La sfida: scavare e ‘ascoltare’ per capire

Non vi è nessuno dal quale non si possa imparare. Questa volta saranno forse le persone – i cui corpi sono stati trascinati a valle da fiumi di fango anche per chilometri prima di poterne uscire vive – a insegnare a noi. Se sapremo ascoltarle.

Negli ultimi cinquant’anni, un po’ dappertutto sul nostro Pianeta abbiamo:

-         sfruttato le risorse della Terra in maniera sconsiderata e opportunistica;

-         ridotto la materia a possesso egoistico e l’esistenza ad essere un’affannosa corsa a possedere il più possibile;

-         accresciuto a dismisura le distanze tra ricchi e poveri…

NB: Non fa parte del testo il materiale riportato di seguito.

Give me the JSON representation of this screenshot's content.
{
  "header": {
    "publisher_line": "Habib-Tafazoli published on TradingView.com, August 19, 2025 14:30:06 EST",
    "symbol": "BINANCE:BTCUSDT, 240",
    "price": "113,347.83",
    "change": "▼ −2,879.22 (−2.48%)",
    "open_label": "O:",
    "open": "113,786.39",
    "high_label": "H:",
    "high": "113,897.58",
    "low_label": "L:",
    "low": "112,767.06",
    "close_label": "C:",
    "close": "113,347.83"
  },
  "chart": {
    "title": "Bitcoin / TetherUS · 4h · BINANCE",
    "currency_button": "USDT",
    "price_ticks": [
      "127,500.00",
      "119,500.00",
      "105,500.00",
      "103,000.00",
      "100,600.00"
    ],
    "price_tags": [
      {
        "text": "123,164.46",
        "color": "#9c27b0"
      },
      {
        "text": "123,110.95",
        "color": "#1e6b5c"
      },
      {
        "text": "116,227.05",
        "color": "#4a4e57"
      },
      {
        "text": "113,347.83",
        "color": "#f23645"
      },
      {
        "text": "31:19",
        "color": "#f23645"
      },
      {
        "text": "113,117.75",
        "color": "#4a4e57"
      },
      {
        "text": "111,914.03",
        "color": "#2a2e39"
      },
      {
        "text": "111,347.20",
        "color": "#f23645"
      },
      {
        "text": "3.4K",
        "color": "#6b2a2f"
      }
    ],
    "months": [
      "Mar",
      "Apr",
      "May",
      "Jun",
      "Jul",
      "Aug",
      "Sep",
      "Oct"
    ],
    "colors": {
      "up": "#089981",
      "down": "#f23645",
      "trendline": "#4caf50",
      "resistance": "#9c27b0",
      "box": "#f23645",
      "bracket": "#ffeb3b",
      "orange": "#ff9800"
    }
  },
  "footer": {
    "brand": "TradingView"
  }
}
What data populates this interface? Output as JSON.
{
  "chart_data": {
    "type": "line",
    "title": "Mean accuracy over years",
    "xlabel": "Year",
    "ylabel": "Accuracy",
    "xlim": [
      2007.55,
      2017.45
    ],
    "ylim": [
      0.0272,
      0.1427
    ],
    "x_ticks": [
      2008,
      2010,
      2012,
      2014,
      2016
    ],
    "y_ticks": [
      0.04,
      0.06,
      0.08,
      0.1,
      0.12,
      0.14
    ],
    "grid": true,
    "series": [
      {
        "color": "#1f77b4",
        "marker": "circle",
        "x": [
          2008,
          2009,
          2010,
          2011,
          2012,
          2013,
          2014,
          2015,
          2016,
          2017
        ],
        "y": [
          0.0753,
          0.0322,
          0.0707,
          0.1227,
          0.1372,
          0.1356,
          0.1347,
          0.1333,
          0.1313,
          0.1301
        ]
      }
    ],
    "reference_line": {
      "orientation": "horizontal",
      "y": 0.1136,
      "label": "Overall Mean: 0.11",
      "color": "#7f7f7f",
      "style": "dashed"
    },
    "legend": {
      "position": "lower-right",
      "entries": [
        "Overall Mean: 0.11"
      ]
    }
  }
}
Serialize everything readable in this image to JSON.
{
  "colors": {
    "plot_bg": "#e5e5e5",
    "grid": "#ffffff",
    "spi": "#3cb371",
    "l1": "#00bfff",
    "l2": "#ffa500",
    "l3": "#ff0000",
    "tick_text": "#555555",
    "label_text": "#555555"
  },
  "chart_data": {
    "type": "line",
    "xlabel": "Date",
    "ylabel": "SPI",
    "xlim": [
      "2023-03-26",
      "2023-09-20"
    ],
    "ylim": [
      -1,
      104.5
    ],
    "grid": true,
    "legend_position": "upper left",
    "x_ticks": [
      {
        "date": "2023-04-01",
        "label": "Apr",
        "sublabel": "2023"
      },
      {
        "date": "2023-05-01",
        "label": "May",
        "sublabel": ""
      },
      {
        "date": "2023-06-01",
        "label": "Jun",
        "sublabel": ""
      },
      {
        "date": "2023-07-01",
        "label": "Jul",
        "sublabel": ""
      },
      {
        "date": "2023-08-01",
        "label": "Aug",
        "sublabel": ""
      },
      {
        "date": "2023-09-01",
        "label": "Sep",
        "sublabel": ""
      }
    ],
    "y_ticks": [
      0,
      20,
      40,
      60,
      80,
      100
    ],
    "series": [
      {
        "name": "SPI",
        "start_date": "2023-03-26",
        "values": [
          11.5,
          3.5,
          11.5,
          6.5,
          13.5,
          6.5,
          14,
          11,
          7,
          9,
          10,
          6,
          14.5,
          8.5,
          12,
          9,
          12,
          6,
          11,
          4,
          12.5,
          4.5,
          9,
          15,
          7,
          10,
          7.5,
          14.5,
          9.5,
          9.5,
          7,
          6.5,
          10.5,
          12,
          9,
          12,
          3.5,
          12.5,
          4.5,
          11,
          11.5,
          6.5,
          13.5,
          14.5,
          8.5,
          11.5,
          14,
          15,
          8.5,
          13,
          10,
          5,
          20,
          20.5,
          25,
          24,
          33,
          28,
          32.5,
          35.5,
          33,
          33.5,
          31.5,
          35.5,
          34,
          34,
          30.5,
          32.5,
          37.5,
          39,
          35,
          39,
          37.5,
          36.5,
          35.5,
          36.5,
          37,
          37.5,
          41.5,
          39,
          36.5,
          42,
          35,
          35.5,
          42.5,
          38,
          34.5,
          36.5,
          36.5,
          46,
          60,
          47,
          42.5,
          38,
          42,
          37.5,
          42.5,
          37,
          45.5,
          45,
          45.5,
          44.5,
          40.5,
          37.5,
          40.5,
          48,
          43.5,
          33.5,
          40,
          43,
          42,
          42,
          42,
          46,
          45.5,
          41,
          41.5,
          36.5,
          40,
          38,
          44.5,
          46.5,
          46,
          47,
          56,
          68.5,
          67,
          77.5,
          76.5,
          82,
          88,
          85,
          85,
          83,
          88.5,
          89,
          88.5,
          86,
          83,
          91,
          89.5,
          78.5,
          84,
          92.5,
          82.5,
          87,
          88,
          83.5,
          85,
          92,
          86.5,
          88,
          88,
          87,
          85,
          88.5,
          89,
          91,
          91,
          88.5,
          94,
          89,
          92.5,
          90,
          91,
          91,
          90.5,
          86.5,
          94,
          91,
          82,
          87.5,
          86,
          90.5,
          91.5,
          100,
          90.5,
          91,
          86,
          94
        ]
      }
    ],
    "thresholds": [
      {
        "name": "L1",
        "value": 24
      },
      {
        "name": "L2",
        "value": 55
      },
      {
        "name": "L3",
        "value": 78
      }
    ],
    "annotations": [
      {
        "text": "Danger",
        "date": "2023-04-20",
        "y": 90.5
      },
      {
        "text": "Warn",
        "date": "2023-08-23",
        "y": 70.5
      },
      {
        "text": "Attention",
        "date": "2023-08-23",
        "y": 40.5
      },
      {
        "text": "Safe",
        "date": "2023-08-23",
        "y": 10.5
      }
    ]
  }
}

All’improvviso -in un territorio limitato della Liguria e della Toscana settentrionale molto vicino alla nostra vita quotidiana- si verifica una precipitazione di tipo veramente anomalo per la quale acqua e fango travolgono tutto: i beni di chi vi abita e tante vite umane. È la fine anche per uno dei nostri siti più prestigiosi presenti nella lista “patrimoni dell’umanità”: un concentrato unico di natura, storia e cultura, straordinario biglietto da visita dell’identità italiana fondata su bellezza e cultura. L’equilibrio delle Cinque Terre celebrato dall’Unesco si è rotto.

Insieme a tutto questo e ai dolori che diventano comuni, forse, rimane travolto anche quel caos che siamo tutti quando non permettiamo alla mano di Dio di riposare sul nostro capo. Questo, almeno, nell’attuale calamità possiamo augurarcelo.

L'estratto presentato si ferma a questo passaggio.